Sen. CARL LEVIN (D), Michigan: [February 25, 2003] General Shinseki, could you give us some idea as to the magnitude of the Army’s force requirement for an occupation of Iraq, following a successful completion of the war?
Gen. ERIC SHINSEKI, Army Chief of Staff: In specific numbers, I would have to rely on combatant commanders’ exact requirements, but I think-
Sen. CARL LEVIN: How about a range?
Gen. ERIC SHINSEKI: I would say that what’s been mobilized to this point, something on the order of several hundred thousand soldiers are probably, you know, a figure that would be required. We’re talking about post-hostilities control over a piece of geography that’s fairly significant, with the kinds of ethnic tensions that could lead to other problems. And so it takes a significant ground force presence.
THOMAS WHITE, Secy. of the Army, 2001-'03: So the next morning, I get a call from Wolfowitz, who is upset that Shinseki would give this number. And I forget exactly what I said, but I said, “Well, he’s an expert. He was asked. He has a fundamental responsibility to answer the questions and offer his professional opinion, which he did. And there was some basis to the opinion because he is a relative expert on the subject.” So a week later-
INTERVIEWER: So what does Wolfowitz say when you say that? I mean, that’s-
THOMAS WHITE: Well, he’s- he’s- they’re mad. They’re upset.
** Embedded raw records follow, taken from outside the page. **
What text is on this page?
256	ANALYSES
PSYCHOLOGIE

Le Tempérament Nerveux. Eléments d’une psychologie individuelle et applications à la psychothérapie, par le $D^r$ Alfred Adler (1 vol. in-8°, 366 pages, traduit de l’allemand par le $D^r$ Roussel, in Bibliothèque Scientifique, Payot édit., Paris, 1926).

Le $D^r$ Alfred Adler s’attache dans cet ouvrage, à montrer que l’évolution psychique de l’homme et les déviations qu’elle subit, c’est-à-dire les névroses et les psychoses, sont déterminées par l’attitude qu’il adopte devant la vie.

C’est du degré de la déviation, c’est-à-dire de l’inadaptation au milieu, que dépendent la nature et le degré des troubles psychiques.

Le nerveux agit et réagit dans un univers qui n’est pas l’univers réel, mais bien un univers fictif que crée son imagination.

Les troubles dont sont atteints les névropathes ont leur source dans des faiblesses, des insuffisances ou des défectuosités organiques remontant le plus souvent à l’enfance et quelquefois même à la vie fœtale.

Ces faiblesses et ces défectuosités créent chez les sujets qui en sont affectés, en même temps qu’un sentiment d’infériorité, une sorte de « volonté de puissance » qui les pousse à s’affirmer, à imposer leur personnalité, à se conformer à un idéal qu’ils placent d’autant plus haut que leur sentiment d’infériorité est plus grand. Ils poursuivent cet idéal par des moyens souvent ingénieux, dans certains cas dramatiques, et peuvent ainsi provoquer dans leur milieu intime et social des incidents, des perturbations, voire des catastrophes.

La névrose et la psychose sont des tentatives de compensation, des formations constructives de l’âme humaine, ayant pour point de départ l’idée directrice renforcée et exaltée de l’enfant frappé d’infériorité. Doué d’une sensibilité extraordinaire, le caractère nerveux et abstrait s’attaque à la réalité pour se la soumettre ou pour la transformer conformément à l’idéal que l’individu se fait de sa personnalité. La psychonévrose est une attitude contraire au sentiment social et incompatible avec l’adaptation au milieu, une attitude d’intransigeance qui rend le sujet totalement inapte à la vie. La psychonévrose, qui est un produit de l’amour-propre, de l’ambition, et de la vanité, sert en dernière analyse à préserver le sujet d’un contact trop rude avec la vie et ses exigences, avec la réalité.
REPORTER: [February 27, 2003] Army chief of staff General Shinseki said it would take several hundred thousand troops on the ground-
DONALD RUMSFELD: There’s so many variables that it is not knowable. It is- however, I will say this. What is, I think, reasonably certain is the idea that it would take several hundred thousand U.S. forces I think is far from the mark.
PAUL WOLFOWITZ, Dpty. Secretary of Defense, 2001-'05: [February 27, 2003] It’s hard to conceive that it would take more forces to provide stability in post-Saddam Iraq than it would take to conduct the war itself and to secure the surrender of Saddam’s security forces and his army. Hard to imagine.
THOMAS WHITE: All of us in the Army felt just the opposite, that there was a long history of that being absolutely true, that the defeat of the Iraqi military would be a relatively straightforward operation of fairly short duration, but that the securing of the peace and the security of a country of 25 million people spread out over an enormous geographic area would be a tremendous challenge that would take a lot of people, a lot of labor, to be done right.
PAUL WOLFOWITZ: In short, we don’t know what the requirement will be, but we can say with reasonable confidence that the notion of hundreds of thousands of American troops is way off the mark.
THOMAS WHITE: So they discredit Shinseki. Then a week later, I get in front of the same committee. I get asked- I see Senator Levin before the hearing starts, and he says, “I’m going to ask you the same question.” I said, “Good.” I said, “You’re going to get the same answer.” And so he asked me the question, and I- exactly the same answer. And you know, and at that point, Shinseki and White are not on the team, right? We don’t get it. We don’t understand this thing, and we are not on the team. And therefore, you know, actions are going to be taken.